Understanding the Relationships Between Pressure, Volume and Temperature

            For the air that is naturally available in the atmosphere to become usable for a purpose other than breathing, it must be compressed. As the number of air molecules naturally spread apart and take up more volume, scientists first had to understand how the pressure of a gas (air) was dependent upon the volume it occupied and the temperature of said gas. There are two laws that illuminate this.

What is Boyle’s Law

            Boyle’s Law, which was initially developed as an ideal gas law, states that the pressure of air increases if it is forced into a smaller space. Otherwise put, pressure multiplied by volume equals a constant (PV=k) and if air volume is decreased (like when you use your pneumatic tools), pressure must be increased to reach the same constant.

What is Charles’ Law

            Charles’ Law, which was developed by Joseph Louis Gay Lussac, (V/T=k) states that the volume of a gas divided by the temperature will give you your pressure, which is the constant. Using this law, if you increase the temperature, the volume will inevitably increase to give you a constant pressure. Ever notice how a compressor sometimes will have frost on it when it is in use? This is a physical representation of Charles’ Law.Both of these laws are combined to understand the compression of air.

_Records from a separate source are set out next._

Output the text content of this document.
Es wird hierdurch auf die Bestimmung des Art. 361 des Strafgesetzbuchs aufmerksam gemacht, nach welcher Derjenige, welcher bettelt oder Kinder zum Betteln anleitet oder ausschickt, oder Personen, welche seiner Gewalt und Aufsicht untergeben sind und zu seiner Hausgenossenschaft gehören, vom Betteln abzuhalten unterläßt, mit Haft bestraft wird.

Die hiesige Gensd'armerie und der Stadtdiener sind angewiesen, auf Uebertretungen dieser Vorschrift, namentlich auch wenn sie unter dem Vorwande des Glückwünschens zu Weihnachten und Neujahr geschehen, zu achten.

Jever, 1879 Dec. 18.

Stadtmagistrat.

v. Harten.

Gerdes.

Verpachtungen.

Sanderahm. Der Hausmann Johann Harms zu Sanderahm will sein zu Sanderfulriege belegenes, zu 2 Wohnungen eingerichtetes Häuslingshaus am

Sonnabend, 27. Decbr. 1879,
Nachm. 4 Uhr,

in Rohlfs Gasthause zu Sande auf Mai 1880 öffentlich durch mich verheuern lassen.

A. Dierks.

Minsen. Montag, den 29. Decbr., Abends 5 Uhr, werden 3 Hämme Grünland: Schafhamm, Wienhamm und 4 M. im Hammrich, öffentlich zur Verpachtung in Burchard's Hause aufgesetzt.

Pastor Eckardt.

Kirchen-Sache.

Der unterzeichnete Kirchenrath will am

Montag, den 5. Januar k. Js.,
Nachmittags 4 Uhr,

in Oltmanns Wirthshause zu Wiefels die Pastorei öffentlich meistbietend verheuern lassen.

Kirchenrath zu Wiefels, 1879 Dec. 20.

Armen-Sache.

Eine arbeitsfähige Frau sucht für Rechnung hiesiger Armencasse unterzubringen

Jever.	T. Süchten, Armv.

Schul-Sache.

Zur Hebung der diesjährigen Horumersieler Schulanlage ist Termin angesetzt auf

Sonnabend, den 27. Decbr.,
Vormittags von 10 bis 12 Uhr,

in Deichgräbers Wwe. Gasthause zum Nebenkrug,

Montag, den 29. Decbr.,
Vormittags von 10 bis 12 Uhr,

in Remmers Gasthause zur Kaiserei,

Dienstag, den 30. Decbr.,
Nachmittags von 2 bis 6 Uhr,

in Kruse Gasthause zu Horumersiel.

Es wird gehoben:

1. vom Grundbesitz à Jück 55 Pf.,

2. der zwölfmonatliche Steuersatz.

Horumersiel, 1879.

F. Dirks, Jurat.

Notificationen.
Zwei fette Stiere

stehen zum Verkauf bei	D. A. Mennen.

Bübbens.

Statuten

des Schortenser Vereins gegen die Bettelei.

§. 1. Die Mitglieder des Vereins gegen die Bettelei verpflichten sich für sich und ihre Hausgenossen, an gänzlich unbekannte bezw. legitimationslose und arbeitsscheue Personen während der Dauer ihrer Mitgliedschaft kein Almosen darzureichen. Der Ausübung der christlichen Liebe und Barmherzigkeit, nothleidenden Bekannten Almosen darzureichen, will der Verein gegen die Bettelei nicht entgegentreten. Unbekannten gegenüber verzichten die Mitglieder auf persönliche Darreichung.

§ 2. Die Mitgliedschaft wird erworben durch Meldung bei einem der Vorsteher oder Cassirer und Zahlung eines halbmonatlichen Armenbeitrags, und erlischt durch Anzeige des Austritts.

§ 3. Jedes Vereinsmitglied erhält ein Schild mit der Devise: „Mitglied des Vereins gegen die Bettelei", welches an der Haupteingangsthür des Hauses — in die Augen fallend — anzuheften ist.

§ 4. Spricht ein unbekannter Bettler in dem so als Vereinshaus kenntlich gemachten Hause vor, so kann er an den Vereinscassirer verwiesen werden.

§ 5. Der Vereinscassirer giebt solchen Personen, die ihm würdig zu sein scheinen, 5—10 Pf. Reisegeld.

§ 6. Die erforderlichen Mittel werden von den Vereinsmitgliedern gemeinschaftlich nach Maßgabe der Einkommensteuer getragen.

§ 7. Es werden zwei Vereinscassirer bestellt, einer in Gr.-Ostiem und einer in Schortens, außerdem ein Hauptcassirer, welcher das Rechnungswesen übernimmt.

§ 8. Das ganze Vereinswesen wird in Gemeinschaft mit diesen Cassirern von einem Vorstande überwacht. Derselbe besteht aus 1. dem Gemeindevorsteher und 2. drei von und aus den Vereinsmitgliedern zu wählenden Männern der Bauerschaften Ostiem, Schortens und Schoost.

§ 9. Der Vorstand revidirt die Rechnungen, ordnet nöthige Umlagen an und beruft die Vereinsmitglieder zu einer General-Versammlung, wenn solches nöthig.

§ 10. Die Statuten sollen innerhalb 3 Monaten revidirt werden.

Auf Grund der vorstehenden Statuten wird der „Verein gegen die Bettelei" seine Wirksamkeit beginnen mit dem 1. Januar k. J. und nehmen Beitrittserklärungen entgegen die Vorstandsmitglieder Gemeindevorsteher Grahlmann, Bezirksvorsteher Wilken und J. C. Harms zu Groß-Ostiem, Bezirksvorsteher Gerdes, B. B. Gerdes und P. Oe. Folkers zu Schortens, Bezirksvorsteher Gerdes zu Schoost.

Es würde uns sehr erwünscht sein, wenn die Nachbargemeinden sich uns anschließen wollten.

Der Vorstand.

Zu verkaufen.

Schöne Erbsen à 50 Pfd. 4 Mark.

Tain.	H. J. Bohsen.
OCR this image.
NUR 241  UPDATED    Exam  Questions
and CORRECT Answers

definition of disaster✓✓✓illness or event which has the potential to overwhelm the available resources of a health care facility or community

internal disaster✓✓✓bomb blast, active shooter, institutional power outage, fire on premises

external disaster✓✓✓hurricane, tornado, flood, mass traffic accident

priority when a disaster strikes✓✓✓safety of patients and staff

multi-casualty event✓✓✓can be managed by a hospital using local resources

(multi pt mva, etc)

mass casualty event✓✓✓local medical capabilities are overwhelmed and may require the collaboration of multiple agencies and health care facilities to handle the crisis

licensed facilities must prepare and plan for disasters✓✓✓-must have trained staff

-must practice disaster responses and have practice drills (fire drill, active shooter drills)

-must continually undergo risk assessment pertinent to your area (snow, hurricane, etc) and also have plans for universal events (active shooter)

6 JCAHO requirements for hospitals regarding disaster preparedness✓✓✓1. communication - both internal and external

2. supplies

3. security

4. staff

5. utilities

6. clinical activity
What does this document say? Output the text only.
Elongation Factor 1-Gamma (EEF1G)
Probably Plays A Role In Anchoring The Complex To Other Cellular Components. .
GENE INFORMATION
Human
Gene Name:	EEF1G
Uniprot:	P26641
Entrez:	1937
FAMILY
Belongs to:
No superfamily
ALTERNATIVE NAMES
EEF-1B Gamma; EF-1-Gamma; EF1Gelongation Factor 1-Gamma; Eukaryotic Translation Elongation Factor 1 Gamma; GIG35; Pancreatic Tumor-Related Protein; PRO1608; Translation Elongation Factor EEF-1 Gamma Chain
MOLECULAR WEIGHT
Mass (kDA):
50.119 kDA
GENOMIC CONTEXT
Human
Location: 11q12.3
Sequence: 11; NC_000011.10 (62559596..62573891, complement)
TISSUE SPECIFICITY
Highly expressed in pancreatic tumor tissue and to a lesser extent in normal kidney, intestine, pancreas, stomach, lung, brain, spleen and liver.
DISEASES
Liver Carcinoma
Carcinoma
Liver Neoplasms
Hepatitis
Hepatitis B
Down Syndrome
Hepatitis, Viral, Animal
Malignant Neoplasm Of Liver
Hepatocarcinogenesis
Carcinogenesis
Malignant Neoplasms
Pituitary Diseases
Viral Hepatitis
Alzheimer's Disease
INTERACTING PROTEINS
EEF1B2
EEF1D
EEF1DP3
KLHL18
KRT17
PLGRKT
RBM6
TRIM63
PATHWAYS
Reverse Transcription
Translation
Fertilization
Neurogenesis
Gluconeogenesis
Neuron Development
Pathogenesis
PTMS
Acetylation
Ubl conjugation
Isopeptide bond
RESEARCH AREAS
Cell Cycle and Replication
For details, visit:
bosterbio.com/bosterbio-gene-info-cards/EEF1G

            Compressed air is a gas at a constant temperature when it is in a compressor. When you increase the pressure of a gas, the relationship between the pressure and the volume the air occupies changes. When air is compressed in this way, the temperature and pressure increase and the volume of the space decreases as more air molecules are pressurized into the compressor, which has a smaller volume than where the air was previously: outside.

            Using these tools releases the volume of air through a point at the end of a gun or another tool and as the temperature and volume change, pressure is increased to maintain a desired constant of air pressure.

How Does Pressure, Volume and Temperature Relate to Industrial Pneumatic Tools?

            The science behind the relationship between pressure and volumes is important for a number of reasons. High temperatures make it difficult for pneumatic tools to work properly. Also, if you are having issues with pressure equalizing or if you need to trouble-shoot problems, knowing how these systems work will help in that process, which can be invaluable out on an industrial site.